Монах поднял фонарь повыше. Подошедший Хворостинин увидел в его неверном свете излучавшее доброту лицо настоятеля. Специфическая внешность его выдавала принадлежность к литовской народности голядь, но в христианстве не было ни грека, ни иудея, а потому всех православных русский человек воспринимал, как своих.
– Храни Господи, наместник! – поприветствовал князя архимандрит. – Проходи в нашу обитель со своими спутниками – будьте гостями.
– Благодарствую, авва Дормидонд! Мне бы надо с тобой наедине словом перемолвиться, – ответствовал ему Хворостинин.
Путники вошли в обширный монастырский двор, ведя за собой под уздцы лошадей. Хворостинин пошел вслед за настоятелем в его келью, а дежурный монах закрыл ворота и повел остальных в трапезную перекусить.
Келья настоятеля располагалась на дворе монастыря в отдельно стоящем срубе. Войдя в келью, князь заметил, что убранство ее весьма скромно: печь, стол, лавка-кровать, полки с книгами, бюро для чтения и письма.
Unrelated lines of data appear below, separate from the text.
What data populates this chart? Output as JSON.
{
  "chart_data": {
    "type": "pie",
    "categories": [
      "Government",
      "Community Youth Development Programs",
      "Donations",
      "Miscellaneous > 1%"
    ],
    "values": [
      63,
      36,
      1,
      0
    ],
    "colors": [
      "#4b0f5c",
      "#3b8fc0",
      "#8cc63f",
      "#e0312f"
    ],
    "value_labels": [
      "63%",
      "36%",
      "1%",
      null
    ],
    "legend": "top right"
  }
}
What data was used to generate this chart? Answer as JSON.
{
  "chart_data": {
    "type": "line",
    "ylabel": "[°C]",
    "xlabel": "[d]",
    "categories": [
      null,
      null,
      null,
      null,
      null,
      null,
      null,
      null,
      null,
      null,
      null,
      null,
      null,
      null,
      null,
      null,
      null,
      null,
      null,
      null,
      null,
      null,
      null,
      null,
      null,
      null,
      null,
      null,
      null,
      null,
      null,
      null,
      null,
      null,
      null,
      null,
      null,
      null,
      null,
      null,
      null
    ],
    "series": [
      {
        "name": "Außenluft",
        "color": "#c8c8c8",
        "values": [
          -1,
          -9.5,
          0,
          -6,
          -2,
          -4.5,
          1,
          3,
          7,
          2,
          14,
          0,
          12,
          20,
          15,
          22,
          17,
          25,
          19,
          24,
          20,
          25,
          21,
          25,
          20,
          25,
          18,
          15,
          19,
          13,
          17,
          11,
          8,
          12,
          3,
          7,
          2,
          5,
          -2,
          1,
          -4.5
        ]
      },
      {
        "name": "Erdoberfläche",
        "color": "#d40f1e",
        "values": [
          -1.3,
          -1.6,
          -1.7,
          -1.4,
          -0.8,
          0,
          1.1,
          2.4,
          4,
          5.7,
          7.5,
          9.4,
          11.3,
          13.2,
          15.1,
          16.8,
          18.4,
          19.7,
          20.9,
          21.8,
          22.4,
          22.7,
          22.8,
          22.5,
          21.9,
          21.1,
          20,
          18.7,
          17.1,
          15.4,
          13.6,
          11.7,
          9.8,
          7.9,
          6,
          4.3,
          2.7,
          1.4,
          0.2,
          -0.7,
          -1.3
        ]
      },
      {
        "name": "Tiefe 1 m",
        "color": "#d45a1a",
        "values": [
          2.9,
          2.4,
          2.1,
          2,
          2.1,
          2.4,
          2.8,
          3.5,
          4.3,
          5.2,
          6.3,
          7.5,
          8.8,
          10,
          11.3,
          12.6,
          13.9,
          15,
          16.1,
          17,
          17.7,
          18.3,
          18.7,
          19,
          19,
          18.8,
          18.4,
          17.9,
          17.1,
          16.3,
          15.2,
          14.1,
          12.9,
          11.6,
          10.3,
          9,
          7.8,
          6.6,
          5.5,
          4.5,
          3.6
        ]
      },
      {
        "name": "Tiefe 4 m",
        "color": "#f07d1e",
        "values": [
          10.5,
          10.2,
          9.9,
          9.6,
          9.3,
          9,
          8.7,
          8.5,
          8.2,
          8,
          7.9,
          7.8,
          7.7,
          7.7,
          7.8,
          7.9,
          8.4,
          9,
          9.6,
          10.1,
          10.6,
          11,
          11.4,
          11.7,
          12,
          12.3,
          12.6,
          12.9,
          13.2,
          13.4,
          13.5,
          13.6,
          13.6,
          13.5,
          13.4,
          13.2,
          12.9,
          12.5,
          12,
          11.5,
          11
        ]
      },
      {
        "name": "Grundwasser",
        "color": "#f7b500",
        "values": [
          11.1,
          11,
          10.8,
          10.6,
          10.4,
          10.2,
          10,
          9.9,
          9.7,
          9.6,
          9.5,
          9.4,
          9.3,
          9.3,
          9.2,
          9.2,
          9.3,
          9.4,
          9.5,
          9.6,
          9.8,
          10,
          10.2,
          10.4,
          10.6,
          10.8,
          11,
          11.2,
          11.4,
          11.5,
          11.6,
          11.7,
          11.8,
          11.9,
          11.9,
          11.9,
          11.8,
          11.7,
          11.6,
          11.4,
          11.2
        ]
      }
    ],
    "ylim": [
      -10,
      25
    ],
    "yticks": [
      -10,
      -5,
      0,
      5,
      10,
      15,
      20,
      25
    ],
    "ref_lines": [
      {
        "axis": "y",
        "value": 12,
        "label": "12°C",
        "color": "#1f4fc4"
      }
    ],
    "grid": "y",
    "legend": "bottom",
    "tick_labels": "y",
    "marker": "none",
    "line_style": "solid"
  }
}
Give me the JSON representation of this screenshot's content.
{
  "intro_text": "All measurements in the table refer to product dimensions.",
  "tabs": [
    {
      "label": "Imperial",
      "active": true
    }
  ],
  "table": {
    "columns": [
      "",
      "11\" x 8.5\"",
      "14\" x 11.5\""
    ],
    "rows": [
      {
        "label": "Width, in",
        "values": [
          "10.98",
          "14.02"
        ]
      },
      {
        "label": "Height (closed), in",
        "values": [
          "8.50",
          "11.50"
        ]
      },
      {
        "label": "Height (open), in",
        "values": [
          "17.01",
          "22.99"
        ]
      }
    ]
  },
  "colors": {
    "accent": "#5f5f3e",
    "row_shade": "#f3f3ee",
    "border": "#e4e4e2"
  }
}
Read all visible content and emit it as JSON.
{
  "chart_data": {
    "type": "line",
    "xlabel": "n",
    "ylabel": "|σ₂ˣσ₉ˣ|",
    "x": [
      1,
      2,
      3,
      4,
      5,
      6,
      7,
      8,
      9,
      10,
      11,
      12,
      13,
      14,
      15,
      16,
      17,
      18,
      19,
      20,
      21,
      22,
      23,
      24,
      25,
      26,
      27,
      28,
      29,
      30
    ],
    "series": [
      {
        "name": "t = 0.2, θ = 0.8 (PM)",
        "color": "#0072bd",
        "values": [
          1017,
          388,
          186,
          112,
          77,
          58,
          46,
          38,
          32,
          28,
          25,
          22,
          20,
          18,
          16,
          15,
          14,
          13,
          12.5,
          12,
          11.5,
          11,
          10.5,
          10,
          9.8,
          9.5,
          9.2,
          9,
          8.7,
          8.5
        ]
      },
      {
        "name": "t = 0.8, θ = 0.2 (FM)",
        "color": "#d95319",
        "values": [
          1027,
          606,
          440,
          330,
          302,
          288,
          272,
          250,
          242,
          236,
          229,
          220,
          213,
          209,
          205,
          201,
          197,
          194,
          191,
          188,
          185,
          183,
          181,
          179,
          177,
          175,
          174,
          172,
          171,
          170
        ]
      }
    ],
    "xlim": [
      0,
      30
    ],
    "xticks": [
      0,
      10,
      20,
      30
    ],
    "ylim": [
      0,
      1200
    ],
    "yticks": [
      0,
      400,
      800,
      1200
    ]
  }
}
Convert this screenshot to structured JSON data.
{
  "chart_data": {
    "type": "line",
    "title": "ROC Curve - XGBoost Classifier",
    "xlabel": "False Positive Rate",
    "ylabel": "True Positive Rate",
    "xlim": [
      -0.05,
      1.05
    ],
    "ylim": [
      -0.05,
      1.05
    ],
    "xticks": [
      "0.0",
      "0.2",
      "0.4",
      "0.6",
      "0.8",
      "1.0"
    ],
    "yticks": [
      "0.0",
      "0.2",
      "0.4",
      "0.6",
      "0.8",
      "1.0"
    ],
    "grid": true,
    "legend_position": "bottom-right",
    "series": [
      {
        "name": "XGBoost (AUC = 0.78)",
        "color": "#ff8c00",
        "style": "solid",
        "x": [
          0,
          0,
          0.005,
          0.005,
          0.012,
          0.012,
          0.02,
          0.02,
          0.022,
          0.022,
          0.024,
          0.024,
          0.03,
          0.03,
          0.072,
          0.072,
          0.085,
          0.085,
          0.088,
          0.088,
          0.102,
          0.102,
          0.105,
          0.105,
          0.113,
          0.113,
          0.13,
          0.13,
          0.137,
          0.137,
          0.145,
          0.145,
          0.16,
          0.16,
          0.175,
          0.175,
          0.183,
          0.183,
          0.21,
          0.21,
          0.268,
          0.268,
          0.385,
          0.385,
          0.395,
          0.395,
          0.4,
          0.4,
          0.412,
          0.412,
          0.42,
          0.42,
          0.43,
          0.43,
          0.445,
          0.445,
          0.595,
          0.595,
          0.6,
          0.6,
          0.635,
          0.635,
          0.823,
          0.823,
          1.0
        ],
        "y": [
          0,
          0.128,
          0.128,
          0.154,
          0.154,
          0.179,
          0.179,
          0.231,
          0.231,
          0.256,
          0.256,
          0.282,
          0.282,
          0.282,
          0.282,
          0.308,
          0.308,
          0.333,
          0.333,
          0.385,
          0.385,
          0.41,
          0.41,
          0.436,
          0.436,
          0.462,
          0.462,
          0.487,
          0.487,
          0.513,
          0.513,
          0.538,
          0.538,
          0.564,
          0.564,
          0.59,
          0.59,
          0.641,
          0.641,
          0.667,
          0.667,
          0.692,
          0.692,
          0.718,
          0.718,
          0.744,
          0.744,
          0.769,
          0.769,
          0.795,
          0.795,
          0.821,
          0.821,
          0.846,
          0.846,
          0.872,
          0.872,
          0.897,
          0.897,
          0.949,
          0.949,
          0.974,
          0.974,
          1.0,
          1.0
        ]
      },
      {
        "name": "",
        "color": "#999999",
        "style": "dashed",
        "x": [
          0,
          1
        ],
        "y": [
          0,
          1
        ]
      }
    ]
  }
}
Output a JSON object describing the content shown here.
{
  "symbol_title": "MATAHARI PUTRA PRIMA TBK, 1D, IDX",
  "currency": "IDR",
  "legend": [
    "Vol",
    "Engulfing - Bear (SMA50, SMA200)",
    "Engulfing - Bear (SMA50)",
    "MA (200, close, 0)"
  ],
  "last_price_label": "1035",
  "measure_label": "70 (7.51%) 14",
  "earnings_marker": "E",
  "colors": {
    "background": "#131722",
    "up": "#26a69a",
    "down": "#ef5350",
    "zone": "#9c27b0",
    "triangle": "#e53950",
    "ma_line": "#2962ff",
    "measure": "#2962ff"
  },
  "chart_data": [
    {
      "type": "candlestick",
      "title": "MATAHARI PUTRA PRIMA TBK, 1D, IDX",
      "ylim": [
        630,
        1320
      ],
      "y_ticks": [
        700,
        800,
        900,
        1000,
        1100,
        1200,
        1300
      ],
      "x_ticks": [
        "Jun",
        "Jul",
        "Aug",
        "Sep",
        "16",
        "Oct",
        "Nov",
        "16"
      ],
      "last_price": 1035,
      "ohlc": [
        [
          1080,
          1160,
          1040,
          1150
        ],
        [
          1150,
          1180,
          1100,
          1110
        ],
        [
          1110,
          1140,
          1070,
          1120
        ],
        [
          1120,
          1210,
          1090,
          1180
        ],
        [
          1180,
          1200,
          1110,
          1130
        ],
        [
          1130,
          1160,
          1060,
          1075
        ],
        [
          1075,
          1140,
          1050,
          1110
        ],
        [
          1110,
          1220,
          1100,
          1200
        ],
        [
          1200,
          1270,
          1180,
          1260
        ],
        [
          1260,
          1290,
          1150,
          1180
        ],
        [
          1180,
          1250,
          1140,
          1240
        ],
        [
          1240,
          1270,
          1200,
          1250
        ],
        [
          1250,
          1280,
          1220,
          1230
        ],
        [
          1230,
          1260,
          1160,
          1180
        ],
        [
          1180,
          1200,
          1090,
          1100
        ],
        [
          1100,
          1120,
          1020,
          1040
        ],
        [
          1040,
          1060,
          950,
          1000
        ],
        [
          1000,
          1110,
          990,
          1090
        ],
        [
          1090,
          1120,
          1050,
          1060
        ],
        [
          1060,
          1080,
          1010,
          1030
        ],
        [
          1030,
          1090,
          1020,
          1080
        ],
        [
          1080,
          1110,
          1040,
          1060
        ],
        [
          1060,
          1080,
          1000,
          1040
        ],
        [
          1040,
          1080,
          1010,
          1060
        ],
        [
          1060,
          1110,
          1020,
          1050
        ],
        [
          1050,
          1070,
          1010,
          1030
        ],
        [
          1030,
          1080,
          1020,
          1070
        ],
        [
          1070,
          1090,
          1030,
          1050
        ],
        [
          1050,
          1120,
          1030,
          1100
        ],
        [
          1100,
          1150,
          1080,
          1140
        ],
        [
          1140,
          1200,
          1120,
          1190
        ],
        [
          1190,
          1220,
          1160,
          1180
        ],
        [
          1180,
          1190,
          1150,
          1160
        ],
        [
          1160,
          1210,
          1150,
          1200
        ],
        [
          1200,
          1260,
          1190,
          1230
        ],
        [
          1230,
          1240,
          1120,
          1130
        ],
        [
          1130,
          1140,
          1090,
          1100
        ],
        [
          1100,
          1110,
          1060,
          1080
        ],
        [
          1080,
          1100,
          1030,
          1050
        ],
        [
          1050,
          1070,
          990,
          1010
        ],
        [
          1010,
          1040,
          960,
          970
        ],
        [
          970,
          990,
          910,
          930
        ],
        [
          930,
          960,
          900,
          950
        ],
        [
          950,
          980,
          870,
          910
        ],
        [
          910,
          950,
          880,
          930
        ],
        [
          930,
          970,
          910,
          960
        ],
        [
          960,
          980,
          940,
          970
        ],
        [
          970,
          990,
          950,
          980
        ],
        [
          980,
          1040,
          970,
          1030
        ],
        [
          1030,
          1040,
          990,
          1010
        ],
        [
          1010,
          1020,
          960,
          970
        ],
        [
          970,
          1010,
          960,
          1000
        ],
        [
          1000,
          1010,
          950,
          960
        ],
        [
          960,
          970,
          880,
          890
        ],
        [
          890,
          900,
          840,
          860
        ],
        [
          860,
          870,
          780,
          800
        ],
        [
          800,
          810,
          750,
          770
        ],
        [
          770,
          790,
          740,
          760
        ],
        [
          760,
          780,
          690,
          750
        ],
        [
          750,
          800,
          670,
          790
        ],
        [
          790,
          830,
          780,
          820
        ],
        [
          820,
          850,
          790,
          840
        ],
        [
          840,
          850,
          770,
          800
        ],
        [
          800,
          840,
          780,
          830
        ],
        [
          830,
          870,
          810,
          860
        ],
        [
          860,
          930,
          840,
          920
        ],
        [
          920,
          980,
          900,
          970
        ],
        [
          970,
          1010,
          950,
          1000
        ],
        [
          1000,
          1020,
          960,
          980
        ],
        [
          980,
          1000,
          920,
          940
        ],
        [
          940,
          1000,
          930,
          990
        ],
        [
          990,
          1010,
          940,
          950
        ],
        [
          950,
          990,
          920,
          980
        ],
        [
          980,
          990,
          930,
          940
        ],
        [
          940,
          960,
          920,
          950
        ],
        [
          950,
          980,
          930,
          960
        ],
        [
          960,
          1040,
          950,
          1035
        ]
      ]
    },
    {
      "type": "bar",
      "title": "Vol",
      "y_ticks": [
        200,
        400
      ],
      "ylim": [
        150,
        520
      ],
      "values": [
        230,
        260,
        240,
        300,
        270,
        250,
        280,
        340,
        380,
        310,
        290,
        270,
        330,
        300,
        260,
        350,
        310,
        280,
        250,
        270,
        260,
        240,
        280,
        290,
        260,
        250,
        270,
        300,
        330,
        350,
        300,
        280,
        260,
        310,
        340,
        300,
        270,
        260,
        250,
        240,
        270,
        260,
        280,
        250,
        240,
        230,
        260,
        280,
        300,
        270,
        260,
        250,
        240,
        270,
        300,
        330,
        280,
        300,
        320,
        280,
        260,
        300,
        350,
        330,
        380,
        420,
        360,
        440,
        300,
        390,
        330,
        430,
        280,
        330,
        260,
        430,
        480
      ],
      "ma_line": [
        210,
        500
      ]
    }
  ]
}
Единственными предметами роскоши были висевшие по стенам иконы в серебряных окладах.
Расположились за столом и сразу приступили к деловому разговору.
– Что привело князя в столь поздний час в нашу обитель? – прямо спросил Дормидонд.
– Промысел Божий, – столь же прямо ответил Дмитрий Иванович.
Князь обстоятельно рассказал настоятелю о том, что Руси грозит новое, невиданное по масштабам нашествие врагов, что царь поручил ему изыскать средства для защиты русского народа, что монах Иллиодор принес ему послание с горы Афон, а также о том, как он пытается выполнить данное ему царем поручение.
Авва слушал князя не перебивая, а когда тот закончил, сам заговорил:
– Татары большая беда. В прошлом году они осадили наш монастырь, и мы насилу отбились от них. Стрелами с горящей паклей татары подожгли нам трапезную и колокольню – они сгорели дотла. Мы трапезную каменную уже достраиваем. Один монастырский детеныш, из сирот, оказался в строительном деле человеком очень искусным. Он поучился немного у мастеровых в Смоленске, что каменные палаты одному боярину ставили, и после этого нам ладное здание возвел с помощниками. Федор Конь его прозывают. А вот колокольню он строить не берется – те смоленские мастеровые храмы строить не умели и его не научили.